It's interesting to contrast this to today's Apple. (Consider that Java programs also ran terribly on Windows; there's a legitimate user experience argument that Java "should not have been allowed" until they could make it take under 10 seconds to start up.) While Apple is certainly not a monopoly, I think the moral objection -- at least the one I had -- to Microsoft's behavior was not so much from abusing their monopoly but rather that zero-sum behavior is wasteful in our non-zero-sum world. That is, seeing someone spend their energy to destroy others rather than trying to out-improve their competitors is always a downer, even if they're nobody.

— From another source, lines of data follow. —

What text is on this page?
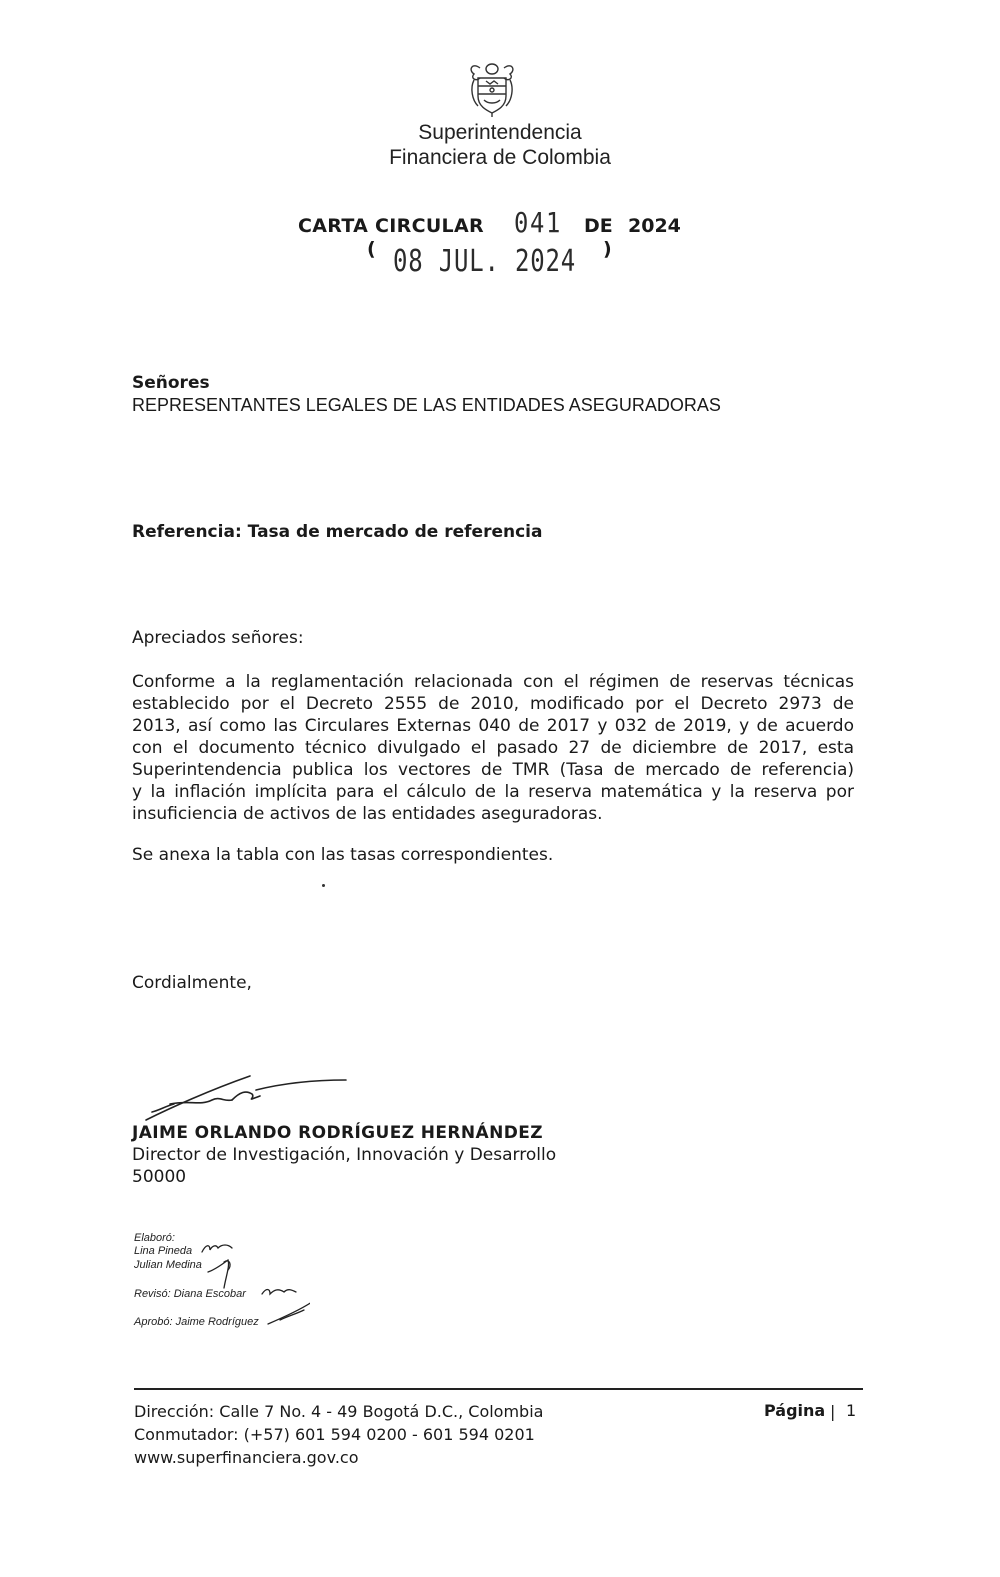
Superintendencia
Financiera de Colombia
CARTA CIRCULAR 041 DE 2024
( 08 JUL. 2024 )
Señores
REPRESENTANTES LEGALES DE LAS ENTIDADES ASEGURADORAS
Referencia: Tasa de mercado de referencia
Apreciados señores:
Conforme a la reglamentación relacionada con el régimen de reservas técnicas
establecido por el Decreto 2555 de 2010, modificado por el Decreto 2973 de
2013, así como las Circulares Externas 040 de 2017 y 032 de 2019, y de acuerdo
con el documento técnico divulgado el pasado 27 de diciembre de 2017, esta
Superintendencia publica los vectores de TMR (Tasa de mercado de referencia)
y la inflación implícita para el cálculo de la reserva matemática y la reserva por
insuficiencia de activos de las entidades aseguradoras.
Se anexa la tabla con las tasas correspondientes.
Cordialmente,
JAIME ORLANDO RODRÍGUEZ HERNÁNDEZ
Director de Investigación, Innovación y Desarrollo
50000
Elaboró:
Lina Pineda
Julian Medina
Revisó: Diana Escobar
Aprobó: Jaime Rodríguez
Dirección: Calle 7 No. 4 - 49 Bogotá D.C., Colombia
Conmutador: (+57) 601 594 0200 - 601 594 0201
www.superfinanciera.gov.co
Página | 1
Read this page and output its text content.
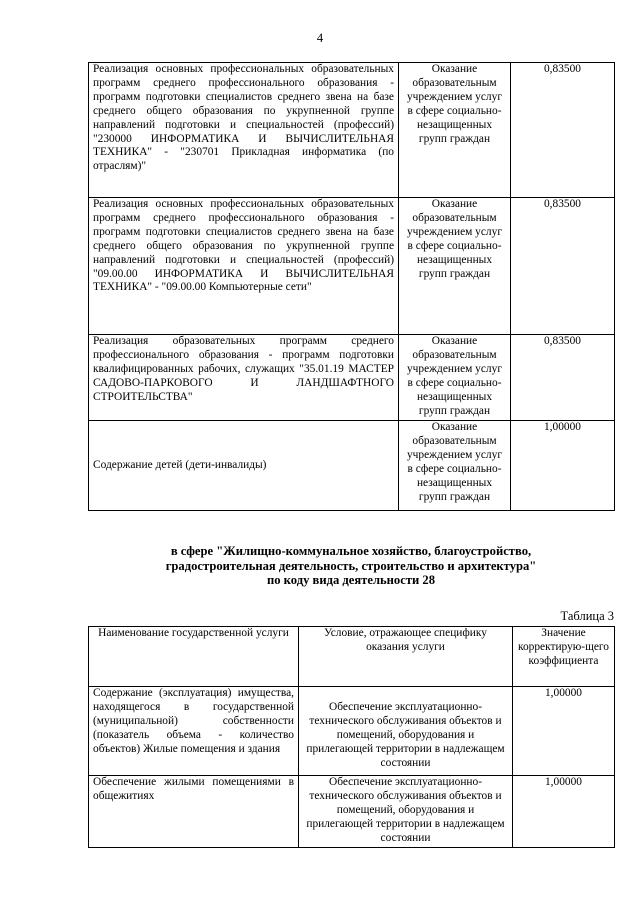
4
Реализация основных профессиональных образовательных программ среднего профессионального образования - программ подготовки специалистов среднего звена на базе среднего общего образования по укрупненной группе направлений подготовки и специальностей (профессий) "230000 ИНФОРМАТИКА И ВЫЧИСЛИТЕЛЬНАЯ ТЕХНИКА" - "230701 Прикладная информатика (по отраслям)"	Оказание образовательным учреждением услуг в сфере социально-незащищенных групп граждан	0,83500
Реализация основных профессиональных образовательных программ среднего профессионального образования - программ подготовки специалистов среднего звена на базе среднего общего образования по укрупненной группе направлений подготовки и специальностей (профессий) "09.00.00 ИНФОРМАТИКА И ВЫЧИСЛИТЕЛЬНАЯ ТЕХНИКА" - "09.00.00 Компьютерные сети"	Оказание образовательным учреждением услуг в сфере социально-незащищенных групп граждан	0,83500
Реализация образовательных программ среднего профессионального образования - программ подготовки квалифицированных рабочих, служащих "35.01.19 МАСТЕР САДОВО-ПАРКОВОГО И ЛАНДШАФТНОГО СТРОИТЕЛЬСТВА"	Оказание образовательным учреждением услуг в сфере социально-незащищенных групп граждан	0,83500
Содержание детей (дети-инвалиды)	Оказание образовательным учреждением услуг в сфере социально-незащищенных групп граждан	1,00000
в сфере "Жилищно-коммунальное хозяйство, благоустройство,
градостроительная деятельность, строительство и архитектура"
по коду вида деятельности 28
Таблица 3
Наименование государственной услуги	Условие, отражающее специфику оказания услуги	Значение корректирую-щего коэффициента
Содержание (эксплуатация) имущества, находящегося в государственной (муниципальной) собственности (показатель объема - количество объектов) Жилые помещения и здания	Обеспечение эксплуатационно-технического обслуживания объектов и помещений, оборудования и прилегающей территории в надлежащем состоянии	1,00000
Обеспечение жилыми помещениями в общежитиях	Обеспечение эксплуатационно-технического обслуживания объектов и помещений, оборудования и прилегающей территории в надлежащем состоянии	1,00000
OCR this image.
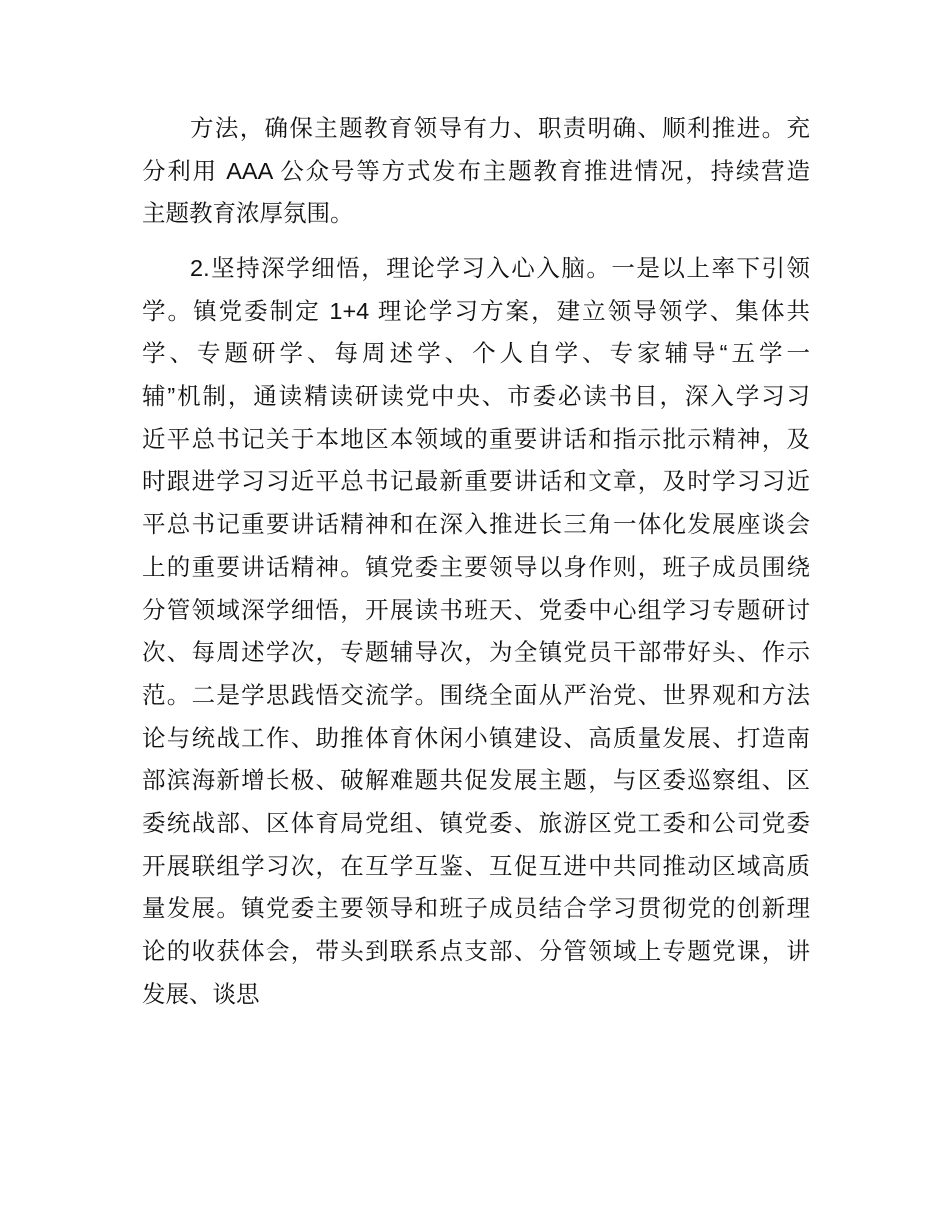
方法，确保主题教育领导有力、职责明确、顺利推进。充
分利用 AAA 公众号等方式发布主题教育推进情况，持续营造
主题教育浓厚氛围。
2.坚持深学细悟，理论学习入心入脑。一是以上率下引领
学。镇党委制定 1+4 理论学习方案，建立领导领学、集体共
学、专题研学、每周述学、个人自学、专家辅导“五学一
辅”机制，通读精读研读党中央、市委必读书目，深入学习习
近平总书记关于本地区本领域的重要讲话和指示批示精神，及
时跟进学习习近平总书记最新重要讲话和文章，及时学习习近
平总书记重要讲话精神和在深入推进长三角一体化发展座谈会
上的重要讲话精神。镇党委主要领导以身作则，班子成员围绕
分管领域深学细悟，开展读书班天、党委中心组学习专题研讨
次、每周述学次，专题辅导次，为全镇党员干部带好头、作示
范。二是学思践悟交流学。围绕全面从严治党、世界观和方法
论与统战工作、助推体育休闲小镇建设、高质量发展、打造南
部滨海新增长极、破解难题共促发展主题，与区委巡察组、区
委统战部、区体育局党组、镇党委、旅游区党工委和公司党委
开展联组学习次，在互学互鉴、互促互进中共同推动区域高质
量发展。镇党委主要领导和班子成员结合学习贯彻党的创新理
论的收获体会，带头到联系点支部、分管领域上专题党课，讲
发展、谈思
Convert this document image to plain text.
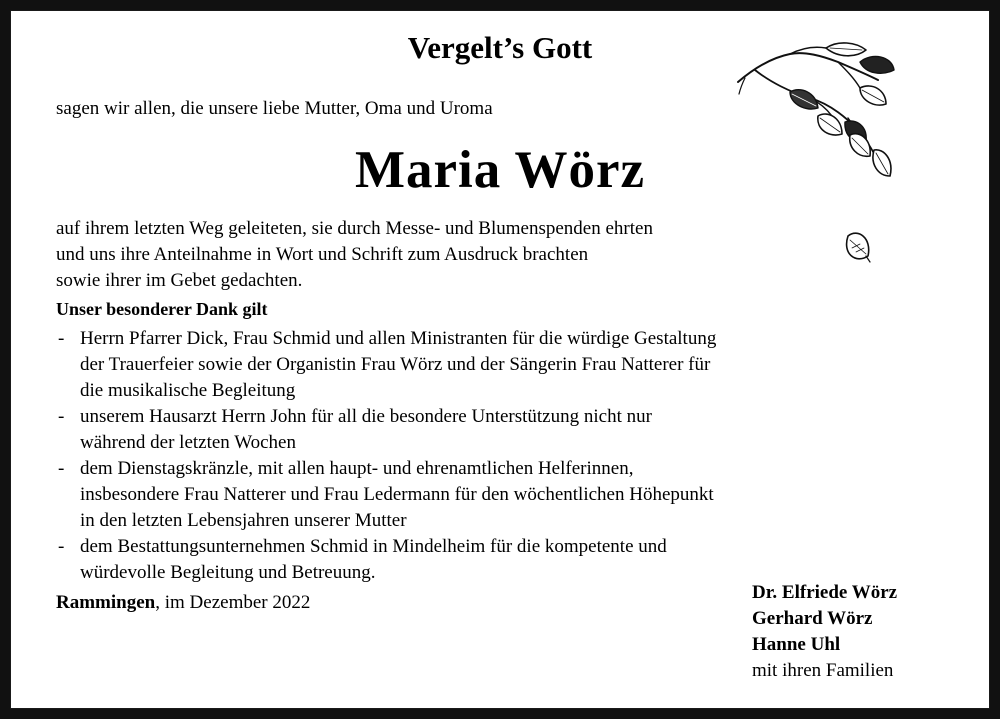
Vergelt’s Gott
sagen wir allen, die unsere liebe Mutter, Oma und Uroma
Maria Wörz
auf ihrem letzten Weg geleiteten, sie durch Messe- und Blumenspenden ehrten
und uns ihre Anteilnahme in Wort und Schrift zum Ausdruck brachten
sowie ihrer im Gebet gedachten.
Unser besonderer Dank gilt
- Herrn Pfarrer Dick, Frau Schmid und allen Ministranten für die würdige Gestaltung
der Trauerfeier sowie der Organistin Frau Wörz und der Sängerin Frau Natterer für
die musikalische Begleitung
- unserem Hausarzt Herrn John für all die besondere Unterstützung nicht nur
während der letzten Wochen
- dem Dienstagskränzle, mit allen haupt- und ehrenamtlichen Helferinnen,
insbesondere Frau Natterer und Frau Ledermann für den wöchentlichen Höhepunkt
in den letzten Lebensjahren unserer Mutter
- dem Bestattungsunternehmen Schmid in Mindelheim für die kompetente und
würdevolle Begleitung und Betreuung.
Rammingen, im Dezember 2022	Dr. Elfriede Wörz
Gerhard Wörz
Hanne Uhl
mit ihren Familien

But while people complain about Apple, it's only a few people; users don't care at all (aside from the blue lego), and even most developers affected by Apple shenanigans retain the necessary cognitive dissonance to rationalize it. Why? What I think the important difference between Microsoft then and Apple now is that Microsoft's products just weren't very good.
That is, once we're at a state where we're ready to blame, we talk about it in terms of the morality and what is good for the world; but we only get to the point of blaming when we're unhappy as consumers. (Consider how quickly people forgive Facebook for the variety of privacy fuckups they've made -- it's because, even with the bad, people love using Facebook.) It's the same reason nobody's too upset that it's Adobe in particular getting cut out: as a user of the web, I know that Flash just isn't very good.
Rather than arguing now, Adobe could have helped their case more in the past by working with browser vendors to improve their plugin -- making their plugin not be the top source of crashes for browsers (I found it hilarious that, before they had finished the work to move plugins out of process, Safari had extra code specifically to blame Flash when it crashed), not dropping the ball on protecting their users, leading the pack on GPU integration to make Flash outperform the
<video>tag that browser vendors effectively introduced as a workaround for Flash's poor integration.
This probably wouldn't have directly helped the current situation with Apple (whose primary interest, public statements to the contrary, is more in locking in developers and users to their platform). But if both users and developers loved Flash, it would mean that Flash would have been more of a fundamental piece of the internet rather than that thing we grudgingly tolerate to make YouTube work, putting Adobe in a stronger bargaining position with respect to new gadgets.
(More fundamentally, I have long wondered about the wisdom of a company who has nearly tied their success to an operating system distributed by a company that historically repeatedly shown that they only grudgingly allow third-party software for niches where they haven't yet had the time to write their own version, e.g., but maybe that problem is endemic to all operating systems.)